Some babies spend most of their waking time with only one person; others hear speech from many different speakers. Even if the two babies heard the very same words, their experiences would not be equivalent. In fact, although for us adults the word “dog” said by a girl and “dog” said by a grandfather mean the same, careful analysis reveals that the two words sound very different depending on who speaks them. So are there effects on how babies learn language depending on how many people speak to them? Should babies who only hear mommy end up being overly strict, only understanding "dog" when mommy says it? Or rather might babies who hear lots of speakers end up so confused that they will be unable to realize that "dog" and "bog" mean different things? Is more less or more? You’ll find out in this internship!
Requirements: Some background in programming (any language welcome); interest  in gaining skills in python and R while learning more about cognitive modeling, phonetic acoustics, and early language acquisition.
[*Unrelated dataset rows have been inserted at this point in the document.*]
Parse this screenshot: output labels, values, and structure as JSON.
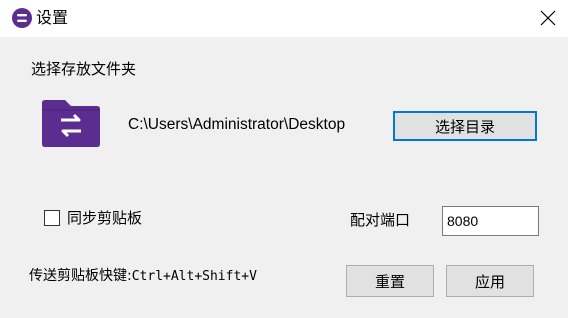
{
  "window": {
    "title": "设置",
    "accent_color": "#0078d7",
    "app_icon_color": "#5b2d91"
  },
  "storage": {
    "section_label": "选择存放文件夹",
    "path": "C:\\Users\\Administrator\\Desktop",
    "select_dir_label": "选择目录",
    "folder_icon_color": "#5b2d91"
  },
  "clipboard_sync": {
    "label": "同步剪贴板",
    "checked": false
  },
  "port": {
    "label": "配对端口",
    "value": "8080"
  },
  "shortcut": {
    "label": "传送剪贴板快键:",
    "keys": "Ctrl+Alt+Shift+V"
  },
  "actions": {
    "reset_label": "重置",
    "apply_label": "应用"
  }
}
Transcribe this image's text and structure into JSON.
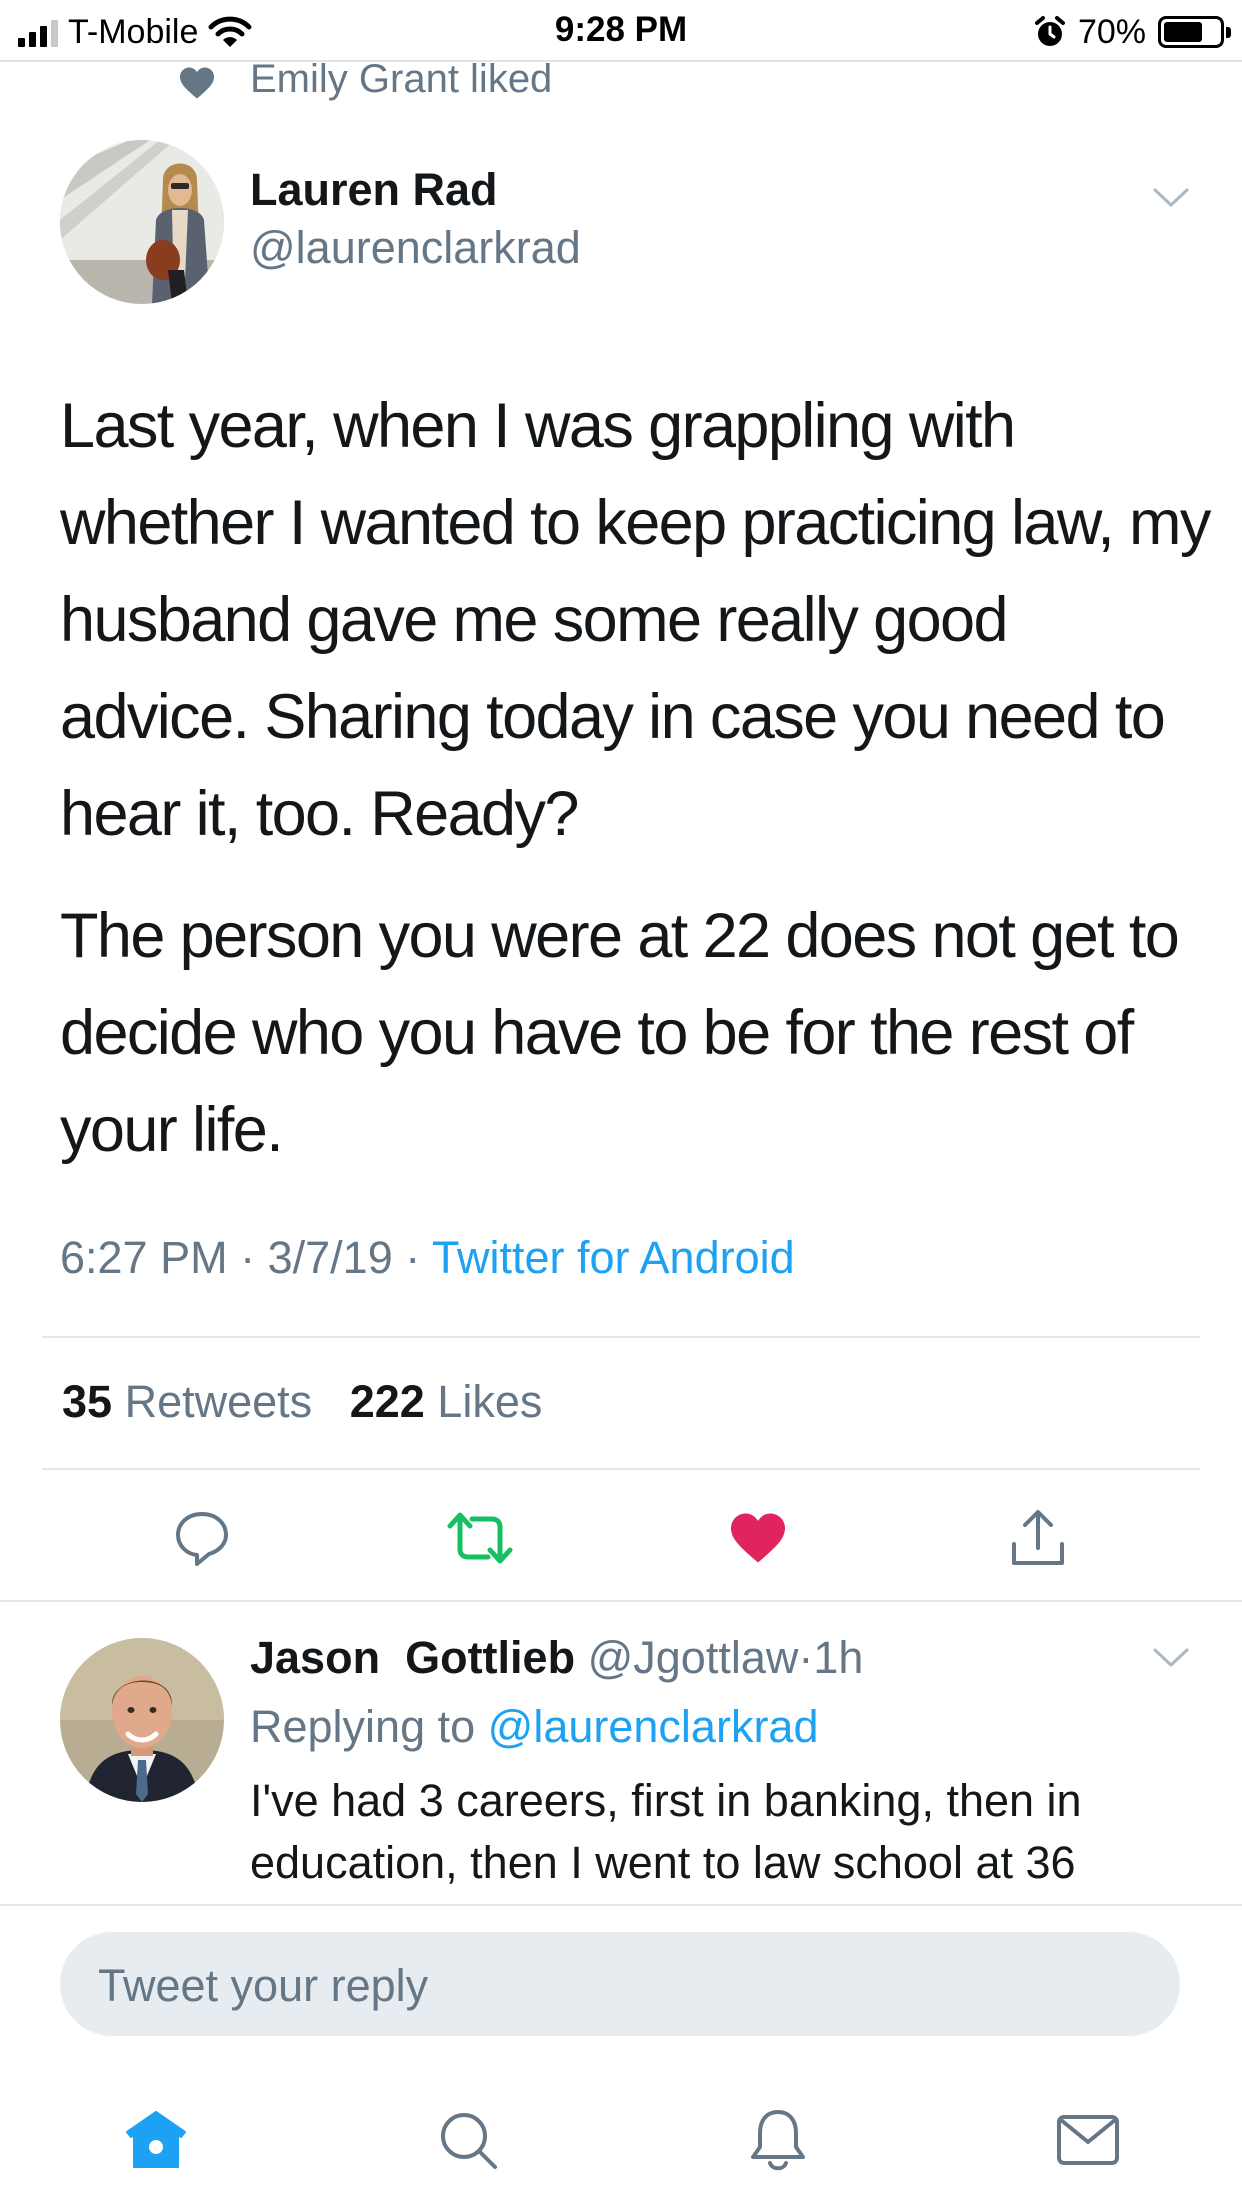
{
  "status_bar": {
    "carrier": "T-Mobile",
    "time": "9:28 PM",
    "battery_percent": "70%",
    "battery_level": 0.7,
    "icons": [
      "signal-icon",
      "wifi-icon",
      "alarm-icon",
      "battery-icon"
    ]
  },
  "social_context": {
    "icon": "heart-icon",
    "text": "Emily Grant liked"
  },
  "tweet": {
    "author_name": "Lauren Rad",
    "author_handle": "@laurenclarkrad",
    "paragraphs": [
      "Last year, when I was grappling with whether I wanted to keep practicing law, my husband gave me some really good advice. Sharing today in case you need to hear it, too. Ready?",
      "The person you were at 22 does not get to decide who you have to be for the rest of your life."
    ],
    "time": "6:27 PM",
    "date": "3/7/19",
    "separator": "·",
    "client": "Twitter for Android",
    "retweets_count": "35",
    "retweets_label": "Retweets",
    "likes_count": "222",
    "likes_label": "Likes",
    "liked": true
  },
  "actions": [
    "reply-icon",
    "retweet-icon",
    "like-icon",
    "share-icon"
  ],
  "reply": {
    "author_first": "Jason",
    "author_last": "Gottlieb",
    "author_handle": "@Jgottlaw",
    "time_ago": "1h",
    "replying_label": "Replying to",
    "replying_to": "@laurenclarkrad",
    "text": "I've had 3 careers, first in banking, then in education, then I went to law school at 36"
  },
  "compose": {
    "placeholder": "Tweet your reply"
  },
  "tab_bar": [
    "home-icon",
    "search-icon",
    "notifications-icon",
    "messages-icon"
  ],
  "colors": {
    "accent": "#1da1f2",
    "like": "#e0245e",
    "retweet": "#17bf63",
    "muted": "#657786",
    "text": "#14171a"
  }
}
Le langage chez les bébés. Une approche interdisciplinaire

A l'âge de six mois, les bébés peuvent à peines tenir leur biberon, cependant ils connaissent les mots "main" et "biberon". Dans ce projet, nous explorons l'acquisition du langage chez les nourrissons avec des techniques comportementales qui permettent de découvrir leurs connaissances cachées, et des approches computationnelles qui permettent de décrire l'input à l'acquisition du langage ainsi que les propriétés du système d'apprentissage.
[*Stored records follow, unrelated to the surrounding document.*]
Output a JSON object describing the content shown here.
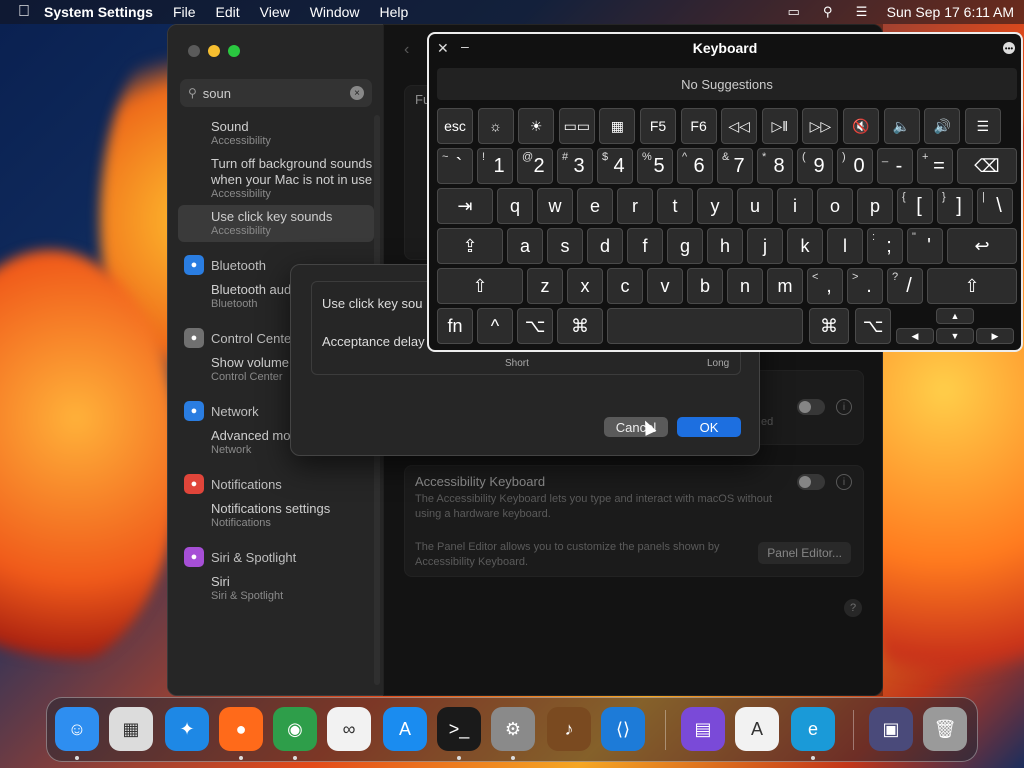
{
  "menubar": {
    "app": "System Settings",
    "items": [
      "File",
      "Edit",
      "View",
      "Window",
      "Help"
    ],
    "clock": "Sun Sep 17  6:11 AM"
  },
  "settings": {
    "search_value": "soun",
    "sidebar": [
      {
        "type": "item",
        "title": "Sound",
        "sub": "Accessibility"
      },
      {
        "type": "item",
        "title": "Turn off background sounds when your Mac is not in use",
        "sub": "Accessibility"
      },
      {
        "type": "item",
        "title": "Use click key sounds",
        "sub": "Accessibility",
        "selected": true
      },
      {
        "type": "cat",
        "title": "Bluetooth",
        "color": "#2a7de1",
        "icon": "bluetooth-icon"
      },
      {
        "type": "item",
        "title": "Bluetooth audio",
        "sub": "Bluetooth"
      },
      {
        "type": "cat",
        "title": "Control Center",
        "color": "#707070",
        "icon": "control-center-icon"
      },
      {
        "type": "item",
        "title": "Show volume in menu bar",
        "sub": "Control Center"
      },
      {
        "type": "cat",
        "title": "Network",
        "color": "#2a7de1",
        "icon": "network-icon"
      },
      {
        "type": "item",
        "title": "Advanced modem options",
        "sub": "Network"
      },
      {
        "type": "cat",
        "title": "Notifications",
        "color": "#e0453a",
        "icon": "notifications-icon"
      },
      {
        "type": "item",
        "title": "Notifications settings",
        "sub": "Notifications"
      },
      {
        "type": "cat",
        "title": "Siri & Spotlight",
        "color": "#a64fd6",
        "icon": "siri-icon"
      },
      {
        "type": "item",
        "title": "Siri",
        "sub": "Siri & Spotlight"
      }
    ],
    "content": {
      "hidden_header": "Fu",
      "accessibility_keyboard": {
        "title": "Accessibility Keyboard",
        "desc": "The Accessibility Keyboard lets you type and interact with macOS without using a hardware keyboard.",
        "panel_desc": "The Panel Editor allows you to customize the panels shown by Accessibility Keyboard.",
        "panel_button": "Panel Editor..."
      },
      "partial_text": "ed"
    }
  },
  "sheet": {
    "row1": "Use click key sou",
    "row2": "Acceptance delay",
    "short": "Short",
    "long": "Long",
    "cancel": "Cancel",
    "ok": "OK"
  },
  "keyboard": {
    "title": "Keyboard",
    "suggestions": "No Suggestions",
    "fn_row": [
      "esc",
      "☼",
      "☀",
      "▭▭",
      "▦",
      "F5",
      "F6",
      "◁◁",
      "▷‖",
      "▷▷",
      "🔇",
      "🔈",
      "🔊",
      "☰"
    ],
    "num_row": [
      [
        "~",
        "`"
      ],
      [
        "!",
        "1"
      ],
      [
        "@",
        "2"
      ],
      [
        "#",
        "3"
      ],
      [
        "$",
        "4"
      ],
      [
        "%",
        "5"
      ],
      [
        "^",
        "6"
      ],
      [
        "&",
        "7"
      ],
      [
        "*",
        "8"
      ],
      [
        "(",
        "9"
      ],
      [
        ")",
        "0"
      ],
      [
        "_",
        "-"
      ],
      [
        "+",
        "="
      ]
    ],
    "delete": "⌫",
    "tab": "⇥",
    "q_row": [
      "q",
      "w",
      "e",
      "r",
      "t",
      "y",
      "u",
      "i",
      "o",
      "p"
    ],
    "q_row_sym": [
      [
        "{",
        "["
      ],
      [
        "}",
        "]"
      ],
      [
        "|",
        "\\"
      ]
    ],
    "caps": "⇪",
    "a_row": [
      "a",
      "s",
      "d",
      "f",
      "g",
      "h",
      "j",
      "k",
      "l"
    ],
    "a_row_sym": [
      [
        ":",
        ";"
      ],
      [
        "\"",
        "'"
      ]
    ],
    "return": "↩",
    "shift": "⇧",
    "z_row": [
      "z",
      "x",
      "c",
      "v",
      "b",
      "n",
      "m"
    ],
    "z_row_sym": [
      [
        "<",
        ","
      ],
      [
        ">",
        "."
      ],
      [
        "?",
        "/"
      ]
    ],
    "bottom": {
      "fn": "fn",
      "ctrl": "^",
      "opt": "⌥",
      "cmd": "⌘"
    },
    "arrows": {
      "up": "▲",
      "down": "▼",
      "left": "◀",
      "right": "▶"
    }
  },
  "dock": {
    "apps": [
      {
        "name": "finder-icon",
        "glyph": "☺",
        "color": "#2e8ef0",
        "dot": true
      },
      {
        "name": "launchpad-icon",
        "glyph": "▦",
        "color": "#dcdcdc",
        "dot": false
      },
      {
        "name": "safari-icon",
        "glyph": "✦",
        "color": "#1e88e5",
        "dot": false
      },
      {
        "name": "firefox-icon",
        "glyph": "●",
        "color": "#ff6a1a",
        "dot": true
      },
      {
        "name": "chrome-icon",
        "glyph": "◉",
        "color": "#2e9e4a",
        "dot": true
      },
      {
        "name": "loop-icon",
        "glyph": "∞",
        "color": "#f2f2f2",
        "dot": false
      },
      {
        "name": "app-store-icon",
        "glyph": "A",
        "color": "#1a8cf0",
        "dot": false
      },
      {
        "name": "terminal-icon",
        "glyph": ">_",
        "color": "#1a1a1a",
        "dot": true
      },
      {
        "name": "system-settings-icon",
        "glyph": "⚙",
        "color": "#8a8a8a",
        "dot": true
      },
      {
        "name": "guitar-icon",
        "glyph": "♪",
        "color": "#7a4a20",
        "dot": false
      },
      {
        "name": "vscode-icon",
        "glyph": "⟨⟩",
        "color": "#1d7bd8",
        "dot": false
      },
      {
        "name": "storage-icon",
        "glyph": "▤",
        "color": "#7a4ad8",
        "dot": false
      },
      {
        "name": "instruments-icon",
        "glyph": "A",
        "color": "#f2f2f2",
        "dot": false
      },
      {
        "name": "edge-icon",
        "glyph": "e",
        "color": "#1a9ad8",
        "dot": true
      },
      {
        "name": "screenshot-icon",
        "glyph": "▣",
        "color": "#4a4a7a",
        "dot": false
      },
      {
        "name": "trash-icon",
        "glyph": "🗑",
        "color": "#9a9a9a",
        "dot": false
      }
    ]
  }
}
Predicting vocabulary comprehension with infant word segmentation models across languages

Infants achieve a comprehension vocabulary of several words early on, just by listening to their caregivers’ speech. This speech has no explicit information on where words start and end. However, infants somehow manage to segment words out of it their caregivers’ input. It has been proposed that infants might do so, also by tracking distributional cues. Previous research has implemented several word segmentation algorithms using these cues, in order to investigate the segmentability of infants’ input. 
In this study, we will take a closer look to whether these algorithms are cognitively plausible, by comparing their output to what is actually understood by infants. We will ask whether these models manage to segment vocabulary which is supposedly known by infants according to Communicative Development Inventory reports (CDIs). We are working on large database of diverse languages (CHILDES, and AcqDiv), and we can check whether these models are cross-linguistically valid. 
Requirements: Some background in programming (python, bash, and R are not necessary but desirable) and text processing; interest in learning more about cognitive modeling, cross-linguistic comparisons, and early language acquisition.